PK: So you are open to passing on your knowledge to young people?
Absolutely. If I have the opportunity, I'm happy to help - there was one girl who was creating her own project and had no place to finish it, and we agreed that she would work with us on this project in my studio. Later, she sometimes came and showed me some other projects and I was always happy to advise and try to help if she had any questions. I know from my own experience that sometimes you don't know how to solve a problem and knowing that you can ask someone about it is very helpful.
If someone wants to ask something, needs some advice or information, they can just contact me. I'm very open to it and happy to help. At the moment, unfortunately, I cannot accept anyone permanently into my space, but as soon as I have the opportunity, I will also invite you here.

PK: Do you have any advice for young creators?
I have one piece of advice: Do, do, do. You have to act, fulfill yourself, do what you feel and not worry about the opinions of others.
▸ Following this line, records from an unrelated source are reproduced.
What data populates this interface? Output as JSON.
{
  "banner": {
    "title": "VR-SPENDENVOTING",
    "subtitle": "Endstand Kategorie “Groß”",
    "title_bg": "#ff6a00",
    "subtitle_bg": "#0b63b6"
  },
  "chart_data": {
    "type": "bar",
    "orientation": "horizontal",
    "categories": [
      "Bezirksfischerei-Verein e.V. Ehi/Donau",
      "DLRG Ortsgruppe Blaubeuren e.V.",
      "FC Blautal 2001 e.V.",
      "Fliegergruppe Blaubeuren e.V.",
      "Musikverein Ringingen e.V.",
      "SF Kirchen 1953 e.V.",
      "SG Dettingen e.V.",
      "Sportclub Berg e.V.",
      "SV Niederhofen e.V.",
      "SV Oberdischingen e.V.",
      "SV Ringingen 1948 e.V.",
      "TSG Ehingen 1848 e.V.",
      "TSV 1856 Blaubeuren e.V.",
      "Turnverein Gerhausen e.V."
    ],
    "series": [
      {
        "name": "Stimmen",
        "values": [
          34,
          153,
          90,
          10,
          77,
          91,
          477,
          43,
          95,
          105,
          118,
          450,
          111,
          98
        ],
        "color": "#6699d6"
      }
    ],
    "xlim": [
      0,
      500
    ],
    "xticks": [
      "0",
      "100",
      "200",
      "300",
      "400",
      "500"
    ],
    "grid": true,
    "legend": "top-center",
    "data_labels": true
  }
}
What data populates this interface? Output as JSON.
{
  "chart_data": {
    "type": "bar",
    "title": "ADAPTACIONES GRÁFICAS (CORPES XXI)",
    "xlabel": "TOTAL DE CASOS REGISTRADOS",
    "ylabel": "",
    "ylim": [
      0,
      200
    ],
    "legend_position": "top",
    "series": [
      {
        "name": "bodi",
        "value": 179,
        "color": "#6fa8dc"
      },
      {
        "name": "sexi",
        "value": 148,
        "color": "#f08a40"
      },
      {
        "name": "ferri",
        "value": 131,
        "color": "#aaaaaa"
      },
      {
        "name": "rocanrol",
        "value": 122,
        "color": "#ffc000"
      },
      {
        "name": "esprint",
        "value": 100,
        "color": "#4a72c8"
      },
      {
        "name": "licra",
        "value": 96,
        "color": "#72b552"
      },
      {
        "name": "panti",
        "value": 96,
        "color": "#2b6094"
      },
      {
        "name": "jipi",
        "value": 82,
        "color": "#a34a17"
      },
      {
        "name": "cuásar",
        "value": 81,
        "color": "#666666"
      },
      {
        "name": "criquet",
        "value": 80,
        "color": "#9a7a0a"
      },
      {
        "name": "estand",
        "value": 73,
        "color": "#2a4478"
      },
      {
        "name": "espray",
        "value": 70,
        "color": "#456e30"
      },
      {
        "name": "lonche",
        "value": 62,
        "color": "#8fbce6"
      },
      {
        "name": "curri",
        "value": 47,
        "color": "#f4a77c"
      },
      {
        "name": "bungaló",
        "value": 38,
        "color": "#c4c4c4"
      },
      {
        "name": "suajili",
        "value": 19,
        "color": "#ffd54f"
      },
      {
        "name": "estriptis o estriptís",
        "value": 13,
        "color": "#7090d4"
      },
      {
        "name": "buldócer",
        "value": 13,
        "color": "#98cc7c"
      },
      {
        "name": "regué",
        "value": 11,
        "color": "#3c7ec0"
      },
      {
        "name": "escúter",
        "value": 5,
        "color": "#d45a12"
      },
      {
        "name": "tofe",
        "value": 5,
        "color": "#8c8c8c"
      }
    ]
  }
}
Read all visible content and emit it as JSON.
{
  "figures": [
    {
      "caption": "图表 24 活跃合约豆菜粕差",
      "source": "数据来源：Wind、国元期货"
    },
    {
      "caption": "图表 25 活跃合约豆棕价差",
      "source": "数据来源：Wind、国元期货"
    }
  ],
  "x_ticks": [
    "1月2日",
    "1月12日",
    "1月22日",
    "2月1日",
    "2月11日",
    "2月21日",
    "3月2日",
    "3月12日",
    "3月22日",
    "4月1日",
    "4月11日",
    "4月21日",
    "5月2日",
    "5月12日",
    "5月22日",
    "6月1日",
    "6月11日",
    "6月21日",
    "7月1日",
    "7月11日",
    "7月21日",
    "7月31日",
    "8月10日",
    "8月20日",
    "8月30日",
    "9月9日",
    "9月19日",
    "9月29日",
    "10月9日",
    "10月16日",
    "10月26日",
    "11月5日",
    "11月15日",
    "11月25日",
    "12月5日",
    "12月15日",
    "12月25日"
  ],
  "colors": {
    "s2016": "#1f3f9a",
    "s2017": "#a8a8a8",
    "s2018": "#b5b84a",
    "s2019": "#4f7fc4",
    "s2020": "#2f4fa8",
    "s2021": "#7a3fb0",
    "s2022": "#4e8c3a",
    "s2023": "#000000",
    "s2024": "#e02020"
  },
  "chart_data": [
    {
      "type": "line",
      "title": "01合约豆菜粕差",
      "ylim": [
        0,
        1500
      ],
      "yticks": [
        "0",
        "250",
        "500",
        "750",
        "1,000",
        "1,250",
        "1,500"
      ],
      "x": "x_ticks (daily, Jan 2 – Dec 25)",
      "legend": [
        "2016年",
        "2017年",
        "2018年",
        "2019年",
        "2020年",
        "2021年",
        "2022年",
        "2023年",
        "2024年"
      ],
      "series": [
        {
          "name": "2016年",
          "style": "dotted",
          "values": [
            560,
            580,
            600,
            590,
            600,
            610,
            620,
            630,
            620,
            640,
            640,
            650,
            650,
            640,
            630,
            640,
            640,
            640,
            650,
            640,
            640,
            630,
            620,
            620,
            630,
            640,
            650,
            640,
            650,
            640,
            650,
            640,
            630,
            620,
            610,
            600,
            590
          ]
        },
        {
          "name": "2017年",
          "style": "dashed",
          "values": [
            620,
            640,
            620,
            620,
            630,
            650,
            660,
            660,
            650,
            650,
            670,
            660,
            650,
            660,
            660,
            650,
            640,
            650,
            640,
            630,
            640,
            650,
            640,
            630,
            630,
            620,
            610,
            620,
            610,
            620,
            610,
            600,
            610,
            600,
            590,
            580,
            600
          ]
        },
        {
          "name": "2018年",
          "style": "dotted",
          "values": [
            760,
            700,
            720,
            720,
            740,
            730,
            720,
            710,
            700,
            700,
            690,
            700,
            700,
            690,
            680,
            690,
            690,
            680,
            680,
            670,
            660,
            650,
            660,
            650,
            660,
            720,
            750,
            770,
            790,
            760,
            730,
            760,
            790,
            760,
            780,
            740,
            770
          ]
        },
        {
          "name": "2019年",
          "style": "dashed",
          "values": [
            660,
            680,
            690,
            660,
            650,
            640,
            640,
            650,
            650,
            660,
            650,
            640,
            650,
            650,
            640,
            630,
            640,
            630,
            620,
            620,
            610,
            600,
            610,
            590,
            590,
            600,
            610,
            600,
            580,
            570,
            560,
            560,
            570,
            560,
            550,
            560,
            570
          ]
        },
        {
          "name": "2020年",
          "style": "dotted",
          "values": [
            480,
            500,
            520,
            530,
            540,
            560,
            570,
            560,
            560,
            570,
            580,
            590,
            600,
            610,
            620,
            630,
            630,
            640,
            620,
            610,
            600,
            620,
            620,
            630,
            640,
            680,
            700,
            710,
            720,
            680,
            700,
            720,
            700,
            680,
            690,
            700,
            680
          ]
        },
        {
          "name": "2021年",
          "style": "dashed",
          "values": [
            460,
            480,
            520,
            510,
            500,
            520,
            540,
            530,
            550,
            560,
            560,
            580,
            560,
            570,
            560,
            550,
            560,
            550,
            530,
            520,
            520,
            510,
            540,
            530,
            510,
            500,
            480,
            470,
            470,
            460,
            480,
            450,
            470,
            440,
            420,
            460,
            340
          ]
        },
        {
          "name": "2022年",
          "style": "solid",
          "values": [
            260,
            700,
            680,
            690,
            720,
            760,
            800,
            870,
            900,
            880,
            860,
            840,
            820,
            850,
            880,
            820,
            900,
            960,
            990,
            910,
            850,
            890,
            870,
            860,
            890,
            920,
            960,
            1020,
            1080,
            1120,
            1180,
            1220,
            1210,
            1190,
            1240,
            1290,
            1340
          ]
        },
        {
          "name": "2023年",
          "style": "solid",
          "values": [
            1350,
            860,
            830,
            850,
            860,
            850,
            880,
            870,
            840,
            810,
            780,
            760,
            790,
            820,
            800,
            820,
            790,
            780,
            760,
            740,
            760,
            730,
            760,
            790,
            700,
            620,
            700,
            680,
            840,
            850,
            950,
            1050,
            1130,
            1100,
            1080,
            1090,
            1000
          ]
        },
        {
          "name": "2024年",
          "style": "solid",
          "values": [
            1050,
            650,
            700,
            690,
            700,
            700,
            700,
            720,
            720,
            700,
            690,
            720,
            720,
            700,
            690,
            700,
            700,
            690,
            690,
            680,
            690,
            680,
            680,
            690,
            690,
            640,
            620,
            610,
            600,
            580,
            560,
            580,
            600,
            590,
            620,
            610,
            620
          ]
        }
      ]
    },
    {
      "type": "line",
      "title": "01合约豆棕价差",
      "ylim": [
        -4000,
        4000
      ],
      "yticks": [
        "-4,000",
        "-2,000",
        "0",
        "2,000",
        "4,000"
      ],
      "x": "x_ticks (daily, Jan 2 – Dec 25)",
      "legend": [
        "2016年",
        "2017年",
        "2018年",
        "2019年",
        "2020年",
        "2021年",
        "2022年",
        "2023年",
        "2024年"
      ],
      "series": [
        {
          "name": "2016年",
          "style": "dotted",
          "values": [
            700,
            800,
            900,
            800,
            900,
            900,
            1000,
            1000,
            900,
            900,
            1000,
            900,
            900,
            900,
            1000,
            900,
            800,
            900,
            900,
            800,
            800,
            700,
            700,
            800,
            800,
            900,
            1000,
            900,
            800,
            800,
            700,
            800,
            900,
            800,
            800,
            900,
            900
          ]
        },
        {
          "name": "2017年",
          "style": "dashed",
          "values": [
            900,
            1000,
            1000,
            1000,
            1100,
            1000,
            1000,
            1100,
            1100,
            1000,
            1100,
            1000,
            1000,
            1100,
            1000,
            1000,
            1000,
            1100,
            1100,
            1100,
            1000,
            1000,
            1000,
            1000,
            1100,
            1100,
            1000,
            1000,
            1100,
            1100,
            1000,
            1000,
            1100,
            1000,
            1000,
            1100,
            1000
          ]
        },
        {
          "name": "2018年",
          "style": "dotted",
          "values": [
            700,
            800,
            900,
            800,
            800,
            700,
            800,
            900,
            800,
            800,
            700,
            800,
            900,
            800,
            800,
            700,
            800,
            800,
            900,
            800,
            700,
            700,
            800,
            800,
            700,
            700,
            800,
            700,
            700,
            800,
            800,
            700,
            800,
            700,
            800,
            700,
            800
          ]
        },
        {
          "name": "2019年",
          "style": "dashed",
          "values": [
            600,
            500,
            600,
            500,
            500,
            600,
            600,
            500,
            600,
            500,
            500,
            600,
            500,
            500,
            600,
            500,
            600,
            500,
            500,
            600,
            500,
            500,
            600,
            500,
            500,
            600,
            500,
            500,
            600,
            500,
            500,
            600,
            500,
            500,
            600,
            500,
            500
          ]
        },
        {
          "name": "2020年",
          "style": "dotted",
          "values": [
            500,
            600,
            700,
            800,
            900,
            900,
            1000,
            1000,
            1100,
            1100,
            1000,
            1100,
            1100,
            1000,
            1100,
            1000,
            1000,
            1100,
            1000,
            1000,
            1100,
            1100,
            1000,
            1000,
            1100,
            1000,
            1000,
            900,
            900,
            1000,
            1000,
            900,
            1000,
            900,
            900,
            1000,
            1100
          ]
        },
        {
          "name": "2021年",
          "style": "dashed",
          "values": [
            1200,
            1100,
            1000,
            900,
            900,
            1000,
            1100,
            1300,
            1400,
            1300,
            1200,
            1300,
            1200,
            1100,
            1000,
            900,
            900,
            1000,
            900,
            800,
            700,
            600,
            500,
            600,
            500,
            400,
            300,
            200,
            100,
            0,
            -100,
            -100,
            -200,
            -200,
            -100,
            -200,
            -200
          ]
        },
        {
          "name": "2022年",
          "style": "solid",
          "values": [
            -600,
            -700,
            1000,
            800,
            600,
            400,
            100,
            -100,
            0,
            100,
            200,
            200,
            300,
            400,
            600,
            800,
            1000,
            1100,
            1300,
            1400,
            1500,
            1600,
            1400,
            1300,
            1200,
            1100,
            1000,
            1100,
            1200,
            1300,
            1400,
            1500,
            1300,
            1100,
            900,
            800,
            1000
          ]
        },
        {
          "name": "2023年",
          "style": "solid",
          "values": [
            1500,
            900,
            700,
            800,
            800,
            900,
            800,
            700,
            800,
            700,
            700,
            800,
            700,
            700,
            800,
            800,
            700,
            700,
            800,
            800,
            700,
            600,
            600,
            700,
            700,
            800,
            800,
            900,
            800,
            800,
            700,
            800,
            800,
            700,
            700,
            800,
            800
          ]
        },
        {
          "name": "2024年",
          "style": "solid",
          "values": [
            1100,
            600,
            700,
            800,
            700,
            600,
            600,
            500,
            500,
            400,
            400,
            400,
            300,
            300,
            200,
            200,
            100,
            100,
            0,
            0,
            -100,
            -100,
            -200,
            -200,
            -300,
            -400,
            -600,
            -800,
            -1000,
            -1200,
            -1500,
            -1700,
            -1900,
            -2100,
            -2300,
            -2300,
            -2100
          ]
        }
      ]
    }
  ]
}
Creating your own products is a constant process, years of acquiring and honing skills. The longer we endure this process, the better and more interesting the results will be, so it is worth not giving up.
PK: What guides you in your work, do you have any motto?
“Always do what you would do for yourself” – this is what my masters taught me and this is what I always follow in my work. I believe that if I am satisfied with the end result, the customer will also like the product and the customer will be satisfied.
PK: Why is it worth choosing craft products?
It is always worth choosing handcrafted products from small local workshops. Thanks to this, we can support these creators and their development, but also contribute to the creation of beautiful and unique products, produced in small quantities, in a small area of a given country.